Kandel’s Nobel Prize-winning research on learning and memory relied heavily on the observation of the Aplysia californica, a sea slug with only 20,000 large neurons. Limiting the complexity of the system he studied allowed him to better understand the much more complicated human nervous system, which has approximately 100-billion neurons.

He believes that modern art benefits from the same type of reductionism because it allows the brain to focus on top-down processing, which creates responses tied to the viewer’s past experiences, rather than bottom-up processing, which creates responses based on the viewer’s understanding of what is portrayed. Removing detail that carries a set meaning allows the viewer a more reflective experience.  In a recently published short excerpt of the book Kandel describes this shift in focus:

In abstract painting, elements are included not as visual reproductions of objects, but as references or clues to how we conceptualize objects. In describing the world they see, abstract artists not only dismantle many of the building blocks of bottom-up visual processing by eliminating perspective and holistic depiction, they also nullify some of the premises on which bottom-up processing is based.

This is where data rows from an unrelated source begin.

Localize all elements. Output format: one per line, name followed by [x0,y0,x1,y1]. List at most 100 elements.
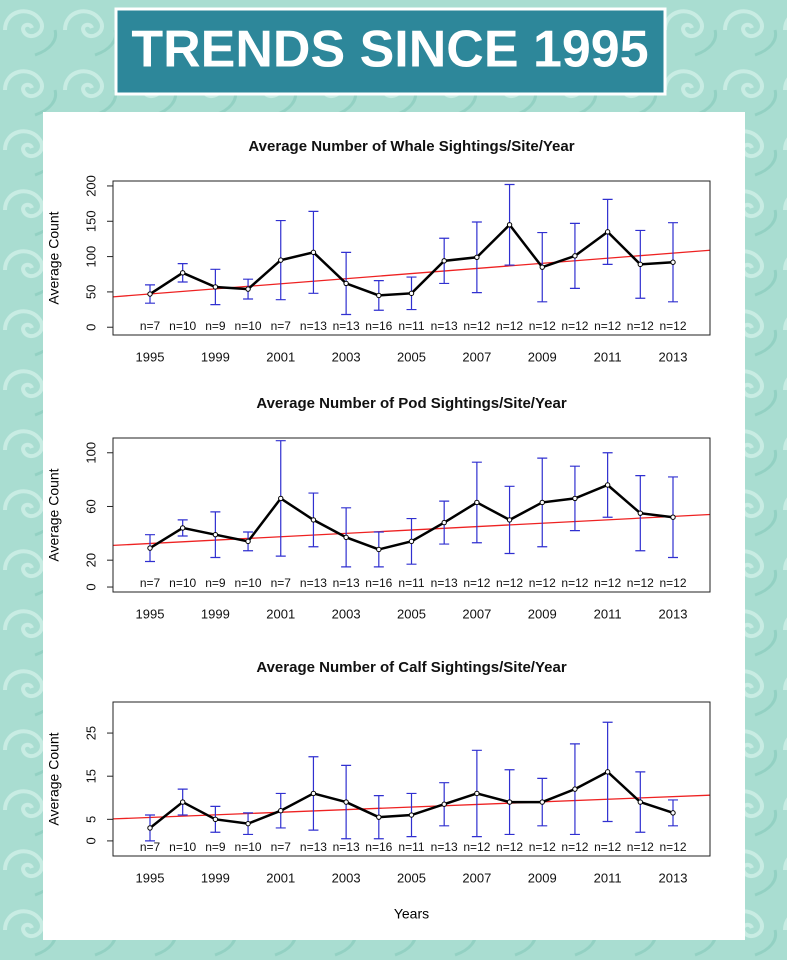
data-point [245,538,251,545]
data-point [408,538,415,545]
n-label: n=12 [561,576,588,590]
data-point [506,222,513,228]
banner-box [114,7,667,96]
y-tick-label: 100 [83,246,98,268]
data-point [343,280,349,287]
data-point [506,517,513,523]
data-point [539,264,545,270]
n-label: n=13 [431,840,458,854]
n-label: n=12 [627,840,654,854]
n-label: n=12 [529,319,556,333]
n-label: n=10 [169,319,196,333]
n-label: n=12 [659,319,686,333]
data-point [474,499,480,506]
data-point [572,786,578,792]
data-point [506,799,513,805]
n-label: n=7 [140,840,161,854]
x-tick-label: 2001 [266,870,295,885]
data-point [637,261,644,268]
n-label: n=13 [333,319,360,333]
data-point [310,790,317,797]
n-label: n=12 [594,840,621,854]
x-tick-label: 2011 [594,349,622,364]
data-point [278,808,284,814]
n-label: n=12 [496,840,523,854]
data-point [408,812,415,818]
data-point [278,257,284,263]
n-label: n=9 [205,840,226,854]
x-tick-label: 1995 [136,349,165,364]
y-tick-label: 200 [83,175,98,197]
data-point [604,769,611,775]
chart-title: Average Number of Whale Sightings/Site/Y… [248,138,574,155]
y-axis-label: Average Count [46,211,62,304]
x-tick-label: 2007 [462,349,491,364]
n-label: n=9 [205,319,226,333]
x-tick-label: 1999 [201,349,230,364]
y-tick-label: 5 [83,816,98,823]
n-label: n=13 [300,319,327,333]
x-tick-label: 2003 [332,606,361,621]
plot-frame [112,701,711,857]
x-tick-label: 2009 [528,606,557,621]
data-point [179,799,186,805]
x-tick-label: 2007 [462,606,491,621]
x-axis-label: Years [394,906,429,922]
data-point [212,531,219,538]
y-tick-label: 0 [83,583,98,590]
n-label: n=12 [529,576,556,590]
data-point [147,825,153,831]
y-tick-label: 0 [83,837,98,844]
chart-title: Average Number of Pod Sightings/Site/Yea… [256,395,567,412]
n-label: n=12 [561,840,588,854]
n-label: n=13 [333,576,360,590]
trend-line [112,249,711,298]
data-point [212,816,219,823]
x-tick-label: 2003 [332,349,361,364]
chart-title: Average Number of Calf Sightings/Site/Ye… [256,659,567,676]
data-point [670,514,676,520]
x-tick-label: 2009 [528,349,557,364]
n-label: n=12 [659,840,686,854]
x-tick-label: 2013 [659,870,688,885]
data-point [441,519,447,526]
y-axis-label: Average Count [46,732,62,825]
data-point [572,253,578,259]
data-point [343,534,349,541]
n-label: n=12 [463,576,490,590]
data-point [670,810,676,816]
n-label: n=7 [140,319,161,333]
y-tick-label: 60 [83,499,98,513]
data-point [408,290,415,297]
x-tick-label: 2001 [266,349,295,364]
x-tick-label: 2007 [462,870,491,885]
x-tick-label: 2013 [659,349,688,364]
x-tick-label: 1999 [201,870,230,885]
n-label: n=12 [561,319,588,333]
plot-frame [112,437,711,593]
n-label: n=10 [169,576,196,590]
n-label: n=16 [365,319,392,333]
data-point [376,814,382,820]
data-point [604,229,611,235]
n-label: n=7 [271,319,292,333]
chart-panel [43,112,745,940]
x-tick-label: 2013 [659,606,688,621]
data-point [310,249,317,256]
n-label: n=7 [271,840,292,854]
data-point [441,258,447,264]
y-tick-label: 15 [83,769,98,783]
data-point [539,799,545,805]
x-tick-label: 1999 [201,606,230,621]
n-label: n=12 [463,319,490,333]
data-point [245,820,251,827]
data-point [572,495,578,502]
banner-title: TRENDS SINCE 1995 [131,21,648,79]
n-label: n=7 [140,576,161,590]
y-tick-label: 20 [83,553,98,567]
x-tick-label: 2005 [397,349,426,364]
n-label: n=12 [594,319,621,333]
data-point [637,510,644,516]
n-label: n=13 [300,840,327,854]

We scan an abstract painting for links between line segments, for recognizable contours and objects, but in the most fragmented works, such as those by Mark Rothko, Dan Flavin, and James Turrell, our efforts are thwarted.

Thus the reason abstract art poses such an enormous challenge to the beholder is that it teaches us to look at art—and, in a sense, at the world—in a new way. Abstract art dares our visual system to interpret an image that is fundamentally different from the kind of images our brain has evolved to reconstruct.